Result summary on the same data, Clust version 1.12:


PS C:\Users\migue\OneDrive\Documentos\R_Projects\Support\Patrick_Pigs_data_analysis> clust .\clust_data\

/===========================================================================\
|                                   Clust                                   |
|    (Optimised consensus clustering of multiple heterogenous datasets)     |
|           Python package version 1.12.0 (2019) Basel Abu-Jamous           |
+---------------------------------------------------------------------------+
| Analysis started at: Friday 04 December 2020 (10:15:55)                   |
| 1. Reading dataset(s)                                                     |
| 2. Data pre-processing                                                    |
C:\Users\migue\AppData\Roaming\Python\Python37\site-packages\clust\scripts\preprocess_data.py:19: RuntimeWarning: invalid value encountered in greater
  I = np.bitwise_and(~isnan(X), X>0)
|  - Automatic normalisation mode (default in v1.7.0+).                     |
|    Clust automatically normalises your dataset(s).                        |
|    To switch it off, use the `-n 0` option (not recommended).             |
|    Check https://github.com/BaselAbujamous/clust for details.             |
|  - Flat expression profiles filtered out (default in v1.7.0+).            |
|    To switch it off, use the --no-fil-flat option (not recommended).      |
|    Check https://github.com/BaselAbujamous/clust for details.             |
| 3. Seed clusters production (the Bi-CoPaM method)                         |
| C:\Users\migue\OneDrive\Documentos\R_Projects\Support\Patrick_Pigs_data_a |
| nalysis/Results_04_Dec_20_1                                               |
+---------------------------------------------------------------------------+
| Analysis finished at: Friday 04 December 2020 (10:15:59)                  |
| Total time consumed: 0 hours, 0 minutes, and 4 seconds                    |
|                                                                           |
\===========================================================================/

/===========================================================================\
|                              RESULTS SUMMARY                              |
+---------------------------------------------------------------------------+
| Clust received 1 dataset with 299 unique genes.
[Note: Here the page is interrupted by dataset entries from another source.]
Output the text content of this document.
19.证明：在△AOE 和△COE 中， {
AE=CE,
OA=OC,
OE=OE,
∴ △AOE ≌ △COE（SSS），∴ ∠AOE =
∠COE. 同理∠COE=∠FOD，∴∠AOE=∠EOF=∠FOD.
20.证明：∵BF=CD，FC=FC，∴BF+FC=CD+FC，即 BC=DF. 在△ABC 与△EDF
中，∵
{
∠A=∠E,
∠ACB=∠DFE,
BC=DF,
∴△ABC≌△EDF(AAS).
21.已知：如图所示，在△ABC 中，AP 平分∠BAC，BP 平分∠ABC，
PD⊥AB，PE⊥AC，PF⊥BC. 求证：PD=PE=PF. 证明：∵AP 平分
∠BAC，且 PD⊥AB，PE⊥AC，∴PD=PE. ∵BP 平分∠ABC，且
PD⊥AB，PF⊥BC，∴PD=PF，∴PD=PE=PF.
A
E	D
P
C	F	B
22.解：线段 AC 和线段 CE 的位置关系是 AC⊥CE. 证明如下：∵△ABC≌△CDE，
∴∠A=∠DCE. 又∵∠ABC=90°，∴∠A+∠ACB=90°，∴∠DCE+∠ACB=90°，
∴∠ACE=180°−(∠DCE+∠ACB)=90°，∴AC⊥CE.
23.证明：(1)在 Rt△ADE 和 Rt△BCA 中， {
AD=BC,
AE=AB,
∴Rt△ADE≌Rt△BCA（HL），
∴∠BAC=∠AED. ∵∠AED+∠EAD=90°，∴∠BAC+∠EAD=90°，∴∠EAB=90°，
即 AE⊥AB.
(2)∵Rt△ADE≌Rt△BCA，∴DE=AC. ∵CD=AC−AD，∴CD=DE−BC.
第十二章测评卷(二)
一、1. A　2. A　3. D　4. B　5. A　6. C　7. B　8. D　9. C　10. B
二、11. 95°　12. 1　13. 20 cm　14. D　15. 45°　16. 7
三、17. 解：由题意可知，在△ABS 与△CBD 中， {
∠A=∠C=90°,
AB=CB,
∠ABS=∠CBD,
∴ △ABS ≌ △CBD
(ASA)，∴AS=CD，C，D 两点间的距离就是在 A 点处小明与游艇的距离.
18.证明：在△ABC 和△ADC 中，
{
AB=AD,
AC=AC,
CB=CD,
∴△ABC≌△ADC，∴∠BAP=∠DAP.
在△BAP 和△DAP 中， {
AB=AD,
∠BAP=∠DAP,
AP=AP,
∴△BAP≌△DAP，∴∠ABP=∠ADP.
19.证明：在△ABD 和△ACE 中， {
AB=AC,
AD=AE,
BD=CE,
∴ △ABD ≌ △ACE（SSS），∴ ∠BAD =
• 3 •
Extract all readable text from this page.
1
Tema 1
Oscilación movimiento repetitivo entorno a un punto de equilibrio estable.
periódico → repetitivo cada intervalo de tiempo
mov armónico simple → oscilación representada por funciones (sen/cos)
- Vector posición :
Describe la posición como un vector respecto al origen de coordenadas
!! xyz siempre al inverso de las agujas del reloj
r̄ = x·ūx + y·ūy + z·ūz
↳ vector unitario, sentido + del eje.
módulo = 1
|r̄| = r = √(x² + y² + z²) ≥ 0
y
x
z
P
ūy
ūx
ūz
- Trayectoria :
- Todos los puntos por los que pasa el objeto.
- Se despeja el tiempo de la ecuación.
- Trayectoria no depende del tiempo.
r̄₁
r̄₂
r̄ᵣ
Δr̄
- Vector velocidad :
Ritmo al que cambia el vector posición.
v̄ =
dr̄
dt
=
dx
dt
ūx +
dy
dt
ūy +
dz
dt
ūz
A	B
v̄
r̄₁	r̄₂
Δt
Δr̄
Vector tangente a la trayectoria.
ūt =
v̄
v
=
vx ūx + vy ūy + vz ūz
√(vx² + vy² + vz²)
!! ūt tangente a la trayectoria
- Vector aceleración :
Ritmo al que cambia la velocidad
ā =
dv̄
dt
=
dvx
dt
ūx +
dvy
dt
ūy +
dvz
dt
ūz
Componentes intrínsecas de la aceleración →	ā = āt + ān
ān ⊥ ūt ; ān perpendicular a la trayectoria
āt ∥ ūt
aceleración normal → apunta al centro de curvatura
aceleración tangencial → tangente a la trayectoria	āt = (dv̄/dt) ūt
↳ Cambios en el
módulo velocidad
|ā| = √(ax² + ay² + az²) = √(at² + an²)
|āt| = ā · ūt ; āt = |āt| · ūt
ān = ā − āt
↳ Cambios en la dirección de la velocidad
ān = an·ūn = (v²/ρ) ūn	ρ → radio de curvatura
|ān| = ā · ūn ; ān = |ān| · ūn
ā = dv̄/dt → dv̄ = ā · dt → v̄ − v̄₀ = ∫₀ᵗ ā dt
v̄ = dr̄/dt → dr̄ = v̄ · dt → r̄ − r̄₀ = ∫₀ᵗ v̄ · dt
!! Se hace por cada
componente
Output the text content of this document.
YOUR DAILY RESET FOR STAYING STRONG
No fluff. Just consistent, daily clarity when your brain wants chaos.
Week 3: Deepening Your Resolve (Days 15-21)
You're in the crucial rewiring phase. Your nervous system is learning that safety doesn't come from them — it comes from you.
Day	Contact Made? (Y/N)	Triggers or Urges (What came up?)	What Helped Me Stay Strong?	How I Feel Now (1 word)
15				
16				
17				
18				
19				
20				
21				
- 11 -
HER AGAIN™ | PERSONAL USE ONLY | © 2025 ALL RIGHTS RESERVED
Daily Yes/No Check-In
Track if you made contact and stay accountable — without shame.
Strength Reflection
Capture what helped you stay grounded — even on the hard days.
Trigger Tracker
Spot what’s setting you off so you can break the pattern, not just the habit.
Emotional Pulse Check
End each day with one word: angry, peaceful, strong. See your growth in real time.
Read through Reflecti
After filtering, 299      |
| genes made it to the clustering step. Clust generated 1 clusters of       |
| genes, which in total include 67 genes. The smallest cluster includes 67  |
| genes, the largest cluster includes 67 genes, and the average cluster     |
| size is 67 genes.                                                         |
\===========================================================================/
TommyPhannareth commented 3 years ago

Just chiming in that I'm experience similar replication issues between version 1.10 and 1.12, a drastic reduction in the number of clusters.

sagarutturkar commented 3 years ago

I also had similar issue, v1.12 gets only a single cluster in two different datasets.